Sanderson’s significant character count is relatively low for a novel of this page count. We’re looking at four main point-of-view characters, a few secondary-but-important characters, and maybe ten or so supporting characters. We get more than enough characterization for each of them… and then there’s the flashbacks.

We get the excruciatingly detailed backstory of one of the main characters (judging from book 2, each of the main characters will get their flashbacks throughout the series.) That’s chapter after chapter of background info on one character… which ends up justifying a basic character trait (and a few relationships.)

It’s all relevant information… that would have justified maybe a quarter of the words used to convey it.

The worldbuilding was a bit too much, but it’s within the bounds of discutability. The characterization is just excessive.

The book is still good, and worth reading (particularly if you have a hankering for fantasy.) But it’s also a good example of overwriting stuff. Thankfully, that’s not one of my weaknesses as a writer.

 

Just My Opinion: The Prince

Machiavelli’s The Prince is one of the seminal works of political theory. I’m eminently unqualified to discuss its importance, apart to mention that it’s honestly worth a read, because it’s ultimately not full of the malevolence and manipulative behaviour the term “Machiavellian” implies nowadays.

In addition, since it’s non-fiction, there aren’t that many lessons I can personnally glean from it for my own writing. But still… writing is writing.

First, some caveats: I don’t read Italian, so I had to read a translation. Which means a lot of the literary flair, for lack of a better word, of the work was lost on me.

I’m also not a history scholar, and the version I read was a bit sparse on annotations and explanations (I’m currently reading a much more detailed analysis of Sun Tzu’s Art of War, and it helps a lot.)

That said…

I think that as a literary work, The Prince is a bit too flowery for the content. In other word, there’s a bit too much noise for the signal. In this case, it’s taking relatively simple concepts and discussing them in long-winded passages, with a couple of (often unnecessary) examples to illustrate them.

Now, I’m not saying scholarly works should be short. I’m saying that they should be right length (and one of the strength of The Prince is that it breaks down the art of governance into small, easily digestible chunks… so why bury the small chunks into long diatribes?)
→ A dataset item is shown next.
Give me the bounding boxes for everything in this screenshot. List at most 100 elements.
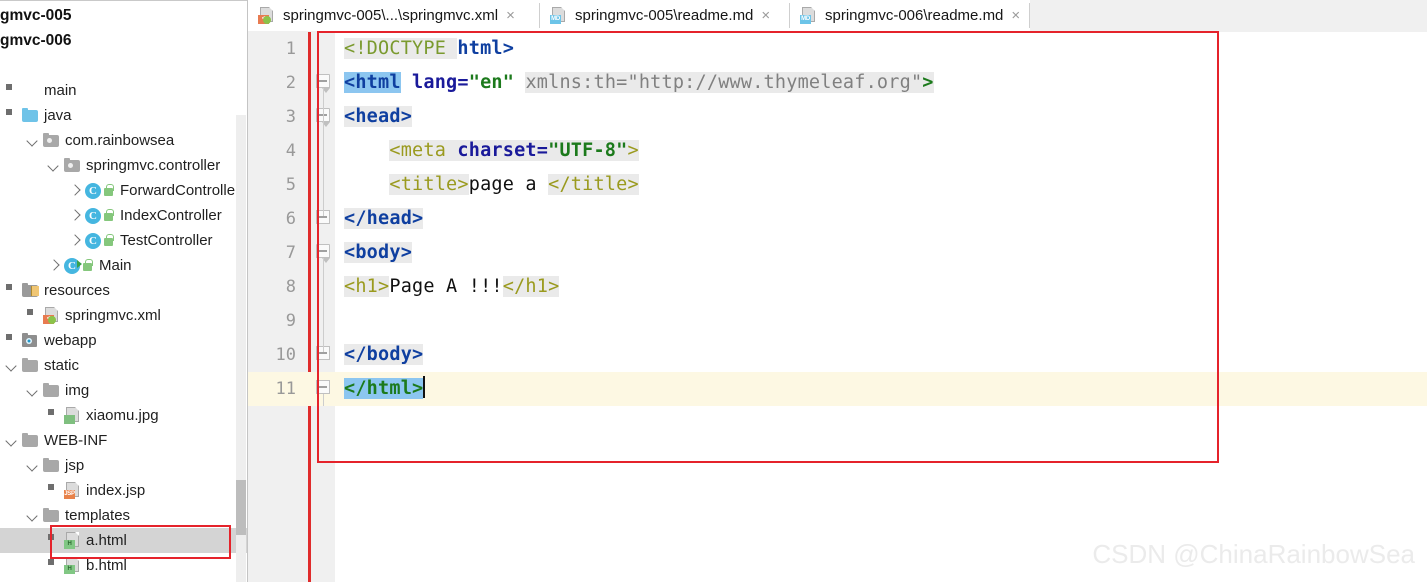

That’s a good lesson to keep in mind for fiction… and one I think I should try to heed. It’s easy to run up a word count with chaff and flowery, adjective-laden language. And, unfortunately, some padding can be unavoidable because of the realities of publishing – if you need an 80,000 word text to be published in your genre, there’s no shame in padding your 78,465 manuscript with an otherwise useless description of a sunset.

But if you have a 24,000 words manuscript…. Maybe pitch it for short story collection instead of as a novel?

Actual Progress

The last week and a half has been something quite rare: it’s been productive.

In part, I think that’s because I switched task management systems, going from ToDoist to Habitica. I won’t pretend the gamification features don’t help (I HATE losing HP) but the real winner for me is the organization (and the fact that missed deadlines don’t necessarily stick around in a Late Queue of Despair.)

Regardless of the reason, I’m actually progressing quite switfly on editing Book the First, I’m slowly adding words to Book the Second, and I’m keeping on top of my other obligations and goals for the year.

It’s not always easy (and in part, I’m succeeding because I’ve set the bar quite low in terms of wordcount-per-day and pages-revised-per-day) but the I’d rather hit easy milestones every day than repeatedly fail at harder ones.

I still have quite a few non-routine challenges on the menu right now, which makes further progress difficult, but I think I’ve finally managed to get some forward momentum going.

So what’s up next? Well, I have a Just my Opinion post ready to be written. I’m probably going to torch all my EU4 saves in order to attempt an easier challenge. And maybe some cool news soon, too. We’ll see.